Quando ele parou o carro no pátio do castelo, deu um olhar cínico para Fenella.

— Posso me atrever a fazer mais planos? Ou você ainda vai me surpreender?

— Eu... eu apenas não quero mais me envolver. Estou com o coração oco. Só desejo aprender a enfrentar a vida com menos seriedade. Quero aprender com vocês dois como manter minha cabeça nas nuvens e meu coração sob con­trole. Vamos começar com as lições desde hoje, por favor.
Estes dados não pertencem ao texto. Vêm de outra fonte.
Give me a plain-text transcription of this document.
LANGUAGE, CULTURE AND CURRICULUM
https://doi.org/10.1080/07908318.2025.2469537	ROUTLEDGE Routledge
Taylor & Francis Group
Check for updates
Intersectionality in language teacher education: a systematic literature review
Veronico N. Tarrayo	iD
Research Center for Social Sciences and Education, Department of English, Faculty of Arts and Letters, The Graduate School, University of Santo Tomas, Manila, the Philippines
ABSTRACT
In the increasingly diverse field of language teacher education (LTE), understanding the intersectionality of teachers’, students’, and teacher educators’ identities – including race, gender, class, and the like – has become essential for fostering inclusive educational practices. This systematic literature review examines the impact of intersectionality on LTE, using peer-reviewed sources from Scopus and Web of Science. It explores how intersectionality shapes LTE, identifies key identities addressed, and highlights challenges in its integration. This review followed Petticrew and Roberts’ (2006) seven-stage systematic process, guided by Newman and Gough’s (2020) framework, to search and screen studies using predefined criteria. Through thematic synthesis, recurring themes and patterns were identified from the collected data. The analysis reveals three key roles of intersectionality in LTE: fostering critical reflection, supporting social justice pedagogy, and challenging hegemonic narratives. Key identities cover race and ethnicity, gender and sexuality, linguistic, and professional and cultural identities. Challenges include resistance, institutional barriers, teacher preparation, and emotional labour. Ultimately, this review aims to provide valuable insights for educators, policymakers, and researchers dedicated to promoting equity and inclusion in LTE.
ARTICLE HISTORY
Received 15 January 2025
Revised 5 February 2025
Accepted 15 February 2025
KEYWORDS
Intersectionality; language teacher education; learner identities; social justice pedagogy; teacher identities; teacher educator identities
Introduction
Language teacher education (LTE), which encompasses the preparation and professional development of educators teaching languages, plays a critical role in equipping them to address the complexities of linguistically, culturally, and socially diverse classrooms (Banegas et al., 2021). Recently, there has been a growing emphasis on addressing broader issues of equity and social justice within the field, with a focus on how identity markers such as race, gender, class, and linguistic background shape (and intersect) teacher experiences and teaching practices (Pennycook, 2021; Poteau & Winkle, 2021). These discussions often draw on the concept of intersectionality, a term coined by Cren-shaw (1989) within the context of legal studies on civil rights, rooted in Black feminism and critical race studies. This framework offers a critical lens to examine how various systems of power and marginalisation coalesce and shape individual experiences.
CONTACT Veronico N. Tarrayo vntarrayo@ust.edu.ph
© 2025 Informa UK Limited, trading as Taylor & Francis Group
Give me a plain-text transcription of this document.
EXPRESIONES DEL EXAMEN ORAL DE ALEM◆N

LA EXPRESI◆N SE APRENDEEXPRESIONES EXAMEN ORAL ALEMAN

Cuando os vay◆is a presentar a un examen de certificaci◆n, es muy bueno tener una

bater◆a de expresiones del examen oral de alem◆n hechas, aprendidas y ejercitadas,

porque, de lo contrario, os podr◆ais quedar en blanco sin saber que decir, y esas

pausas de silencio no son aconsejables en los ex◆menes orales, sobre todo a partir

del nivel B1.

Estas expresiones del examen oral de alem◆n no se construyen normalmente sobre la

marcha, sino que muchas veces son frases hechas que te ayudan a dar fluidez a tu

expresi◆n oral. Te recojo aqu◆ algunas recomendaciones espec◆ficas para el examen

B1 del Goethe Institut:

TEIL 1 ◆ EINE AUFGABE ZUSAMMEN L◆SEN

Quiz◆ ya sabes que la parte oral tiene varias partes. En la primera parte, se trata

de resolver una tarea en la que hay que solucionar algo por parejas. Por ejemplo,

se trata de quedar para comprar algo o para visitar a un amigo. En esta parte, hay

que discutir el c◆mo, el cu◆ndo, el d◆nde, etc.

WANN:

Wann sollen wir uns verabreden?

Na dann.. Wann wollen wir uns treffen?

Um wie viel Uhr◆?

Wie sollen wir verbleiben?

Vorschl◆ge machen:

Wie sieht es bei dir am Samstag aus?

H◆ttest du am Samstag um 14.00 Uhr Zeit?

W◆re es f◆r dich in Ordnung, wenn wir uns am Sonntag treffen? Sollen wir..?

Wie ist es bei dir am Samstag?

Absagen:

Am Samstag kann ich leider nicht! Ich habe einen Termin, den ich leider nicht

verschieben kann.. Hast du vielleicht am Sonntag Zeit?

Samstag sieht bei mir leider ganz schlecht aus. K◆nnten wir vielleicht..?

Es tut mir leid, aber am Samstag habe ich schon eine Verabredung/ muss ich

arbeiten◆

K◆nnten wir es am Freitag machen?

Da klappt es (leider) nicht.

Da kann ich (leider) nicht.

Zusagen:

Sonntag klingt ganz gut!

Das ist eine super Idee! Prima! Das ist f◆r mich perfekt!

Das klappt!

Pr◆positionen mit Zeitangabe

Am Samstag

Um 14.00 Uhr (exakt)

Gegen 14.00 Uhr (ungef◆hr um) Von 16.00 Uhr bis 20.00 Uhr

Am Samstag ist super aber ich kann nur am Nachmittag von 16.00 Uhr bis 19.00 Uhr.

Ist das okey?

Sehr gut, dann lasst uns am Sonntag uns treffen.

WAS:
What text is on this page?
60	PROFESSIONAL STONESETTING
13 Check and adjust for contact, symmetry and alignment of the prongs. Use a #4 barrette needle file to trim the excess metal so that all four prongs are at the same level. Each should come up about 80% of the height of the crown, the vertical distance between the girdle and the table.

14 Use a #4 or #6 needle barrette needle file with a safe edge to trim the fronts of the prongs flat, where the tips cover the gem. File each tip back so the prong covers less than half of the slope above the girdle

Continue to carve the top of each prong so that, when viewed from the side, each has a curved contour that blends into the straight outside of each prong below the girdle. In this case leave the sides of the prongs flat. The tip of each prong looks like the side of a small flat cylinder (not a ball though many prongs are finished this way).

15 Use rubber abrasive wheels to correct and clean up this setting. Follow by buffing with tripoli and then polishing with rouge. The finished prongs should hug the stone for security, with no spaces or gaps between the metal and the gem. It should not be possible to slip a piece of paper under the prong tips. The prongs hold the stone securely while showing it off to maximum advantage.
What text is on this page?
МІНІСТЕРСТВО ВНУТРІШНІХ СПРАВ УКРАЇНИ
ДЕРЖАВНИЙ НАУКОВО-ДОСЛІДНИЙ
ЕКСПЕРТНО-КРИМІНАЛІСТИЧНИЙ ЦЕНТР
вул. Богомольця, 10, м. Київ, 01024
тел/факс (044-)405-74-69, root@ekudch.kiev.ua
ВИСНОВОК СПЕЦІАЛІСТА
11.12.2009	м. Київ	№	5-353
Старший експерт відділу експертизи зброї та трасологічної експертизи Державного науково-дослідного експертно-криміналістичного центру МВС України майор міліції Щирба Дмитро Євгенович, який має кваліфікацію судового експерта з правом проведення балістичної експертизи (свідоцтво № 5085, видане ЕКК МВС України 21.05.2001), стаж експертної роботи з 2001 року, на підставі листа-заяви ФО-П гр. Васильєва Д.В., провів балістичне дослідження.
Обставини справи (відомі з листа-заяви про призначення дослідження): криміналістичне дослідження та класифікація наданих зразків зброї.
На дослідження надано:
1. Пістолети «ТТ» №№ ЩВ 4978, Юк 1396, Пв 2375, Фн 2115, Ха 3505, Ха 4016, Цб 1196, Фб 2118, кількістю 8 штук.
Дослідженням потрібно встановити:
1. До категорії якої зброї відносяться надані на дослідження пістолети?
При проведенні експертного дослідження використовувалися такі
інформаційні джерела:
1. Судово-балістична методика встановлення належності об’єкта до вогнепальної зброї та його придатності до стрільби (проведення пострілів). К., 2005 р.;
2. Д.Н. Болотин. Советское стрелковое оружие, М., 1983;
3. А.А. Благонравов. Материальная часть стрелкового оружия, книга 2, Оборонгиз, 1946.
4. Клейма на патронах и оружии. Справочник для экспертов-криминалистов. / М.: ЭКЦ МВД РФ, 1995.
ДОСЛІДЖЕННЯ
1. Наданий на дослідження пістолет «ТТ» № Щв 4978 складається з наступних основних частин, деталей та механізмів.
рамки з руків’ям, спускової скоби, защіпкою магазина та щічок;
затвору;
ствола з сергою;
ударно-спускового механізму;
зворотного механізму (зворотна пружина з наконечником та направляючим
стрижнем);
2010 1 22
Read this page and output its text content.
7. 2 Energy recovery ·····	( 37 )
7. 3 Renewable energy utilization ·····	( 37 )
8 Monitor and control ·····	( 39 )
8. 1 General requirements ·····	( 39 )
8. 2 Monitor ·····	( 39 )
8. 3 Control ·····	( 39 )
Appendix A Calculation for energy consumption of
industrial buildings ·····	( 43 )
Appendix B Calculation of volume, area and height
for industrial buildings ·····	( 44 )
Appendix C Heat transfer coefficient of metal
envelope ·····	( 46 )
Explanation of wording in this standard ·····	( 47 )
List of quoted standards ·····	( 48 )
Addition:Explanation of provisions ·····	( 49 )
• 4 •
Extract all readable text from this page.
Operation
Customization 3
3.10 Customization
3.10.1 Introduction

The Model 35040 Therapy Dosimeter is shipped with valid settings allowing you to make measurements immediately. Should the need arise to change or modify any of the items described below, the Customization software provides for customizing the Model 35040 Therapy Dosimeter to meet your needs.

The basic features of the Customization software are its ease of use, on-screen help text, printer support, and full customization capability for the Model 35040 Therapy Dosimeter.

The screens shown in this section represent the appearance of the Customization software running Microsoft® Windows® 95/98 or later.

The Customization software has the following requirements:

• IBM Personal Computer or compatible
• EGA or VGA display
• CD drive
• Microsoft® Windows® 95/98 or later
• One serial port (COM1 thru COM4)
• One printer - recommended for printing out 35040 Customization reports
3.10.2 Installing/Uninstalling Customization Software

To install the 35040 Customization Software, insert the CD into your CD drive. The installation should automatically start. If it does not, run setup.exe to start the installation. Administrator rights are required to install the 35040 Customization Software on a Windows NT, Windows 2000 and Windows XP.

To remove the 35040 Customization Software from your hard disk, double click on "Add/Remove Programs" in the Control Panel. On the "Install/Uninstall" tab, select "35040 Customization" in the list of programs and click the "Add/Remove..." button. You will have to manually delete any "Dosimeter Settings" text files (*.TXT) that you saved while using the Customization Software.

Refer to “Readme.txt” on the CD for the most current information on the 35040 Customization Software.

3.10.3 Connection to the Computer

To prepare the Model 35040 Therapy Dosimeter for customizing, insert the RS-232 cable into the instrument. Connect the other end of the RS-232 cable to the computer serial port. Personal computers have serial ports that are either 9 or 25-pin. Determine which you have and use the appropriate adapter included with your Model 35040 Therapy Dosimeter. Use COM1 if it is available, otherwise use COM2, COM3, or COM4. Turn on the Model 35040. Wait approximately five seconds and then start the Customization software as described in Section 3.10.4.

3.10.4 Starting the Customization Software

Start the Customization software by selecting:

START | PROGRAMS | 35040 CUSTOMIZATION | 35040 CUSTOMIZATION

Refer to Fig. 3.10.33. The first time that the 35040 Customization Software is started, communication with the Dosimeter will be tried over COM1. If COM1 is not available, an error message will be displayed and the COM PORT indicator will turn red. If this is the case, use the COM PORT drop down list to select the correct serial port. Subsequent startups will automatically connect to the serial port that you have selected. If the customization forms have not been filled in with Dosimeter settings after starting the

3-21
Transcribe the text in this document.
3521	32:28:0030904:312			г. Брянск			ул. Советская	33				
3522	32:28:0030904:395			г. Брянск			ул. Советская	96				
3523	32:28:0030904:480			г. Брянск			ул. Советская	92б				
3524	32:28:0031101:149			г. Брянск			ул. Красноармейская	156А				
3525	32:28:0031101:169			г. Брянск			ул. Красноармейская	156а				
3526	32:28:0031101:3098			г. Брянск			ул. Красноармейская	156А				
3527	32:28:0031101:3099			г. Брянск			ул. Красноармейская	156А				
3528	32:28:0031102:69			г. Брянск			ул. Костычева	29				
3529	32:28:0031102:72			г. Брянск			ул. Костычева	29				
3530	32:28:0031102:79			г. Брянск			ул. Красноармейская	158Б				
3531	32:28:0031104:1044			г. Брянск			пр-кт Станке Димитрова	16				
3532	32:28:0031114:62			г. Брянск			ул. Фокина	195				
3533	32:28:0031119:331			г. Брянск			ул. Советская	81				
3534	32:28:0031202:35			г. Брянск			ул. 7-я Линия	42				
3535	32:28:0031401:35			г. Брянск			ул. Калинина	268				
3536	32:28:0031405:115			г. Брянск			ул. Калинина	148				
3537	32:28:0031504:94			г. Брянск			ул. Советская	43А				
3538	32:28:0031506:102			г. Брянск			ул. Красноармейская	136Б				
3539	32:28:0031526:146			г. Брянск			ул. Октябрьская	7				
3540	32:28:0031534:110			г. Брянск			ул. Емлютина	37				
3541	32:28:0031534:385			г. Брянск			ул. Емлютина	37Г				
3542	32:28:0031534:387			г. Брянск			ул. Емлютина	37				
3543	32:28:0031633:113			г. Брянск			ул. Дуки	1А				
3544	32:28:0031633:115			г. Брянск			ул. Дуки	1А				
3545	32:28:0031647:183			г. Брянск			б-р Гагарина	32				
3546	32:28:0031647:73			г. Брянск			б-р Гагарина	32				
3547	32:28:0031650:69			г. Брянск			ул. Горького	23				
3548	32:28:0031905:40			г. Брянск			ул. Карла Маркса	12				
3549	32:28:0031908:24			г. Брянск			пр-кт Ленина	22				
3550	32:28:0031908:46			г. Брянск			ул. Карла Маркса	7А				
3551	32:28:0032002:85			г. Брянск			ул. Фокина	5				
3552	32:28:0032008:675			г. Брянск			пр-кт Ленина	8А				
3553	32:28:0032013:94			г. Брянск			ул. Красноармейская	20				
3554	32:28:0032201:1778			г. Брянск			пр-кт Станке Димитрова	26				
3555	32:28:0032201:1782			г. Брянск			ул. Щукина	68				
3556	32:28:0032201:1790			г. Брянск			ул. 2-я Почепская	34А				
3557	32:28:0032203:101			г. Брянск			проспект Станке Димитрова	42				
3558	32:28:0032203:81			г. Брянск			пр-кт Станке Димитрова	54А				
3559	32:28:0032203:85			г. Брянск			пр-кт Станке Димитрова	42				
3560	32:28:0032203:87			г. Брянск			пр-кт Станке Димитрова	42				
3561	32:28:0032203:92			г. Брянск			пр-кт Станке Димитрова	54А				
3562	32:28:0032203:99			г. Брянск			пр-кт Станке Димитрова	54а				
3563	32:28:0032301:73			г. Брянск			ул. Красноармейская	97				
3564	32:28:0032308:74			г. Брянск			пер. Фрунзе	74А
Não quero falar de nada que não seja dos bons momentos que passaremos juntos.

— Seja minha aluna, querida, e aprenderá tão bem as lições que conseguirá nota dez. — Adelina riu. — A vida pode ser um prazer, se você não levá-la muito a sério.

Mas, enquanto Adelina falava, Fenny estava consciente de que Zonar a observava, mas se recusou a encará-lo. Não ia permitir que aquele homem charmoso dividisse com ela sua vida interrompida... não, ainda.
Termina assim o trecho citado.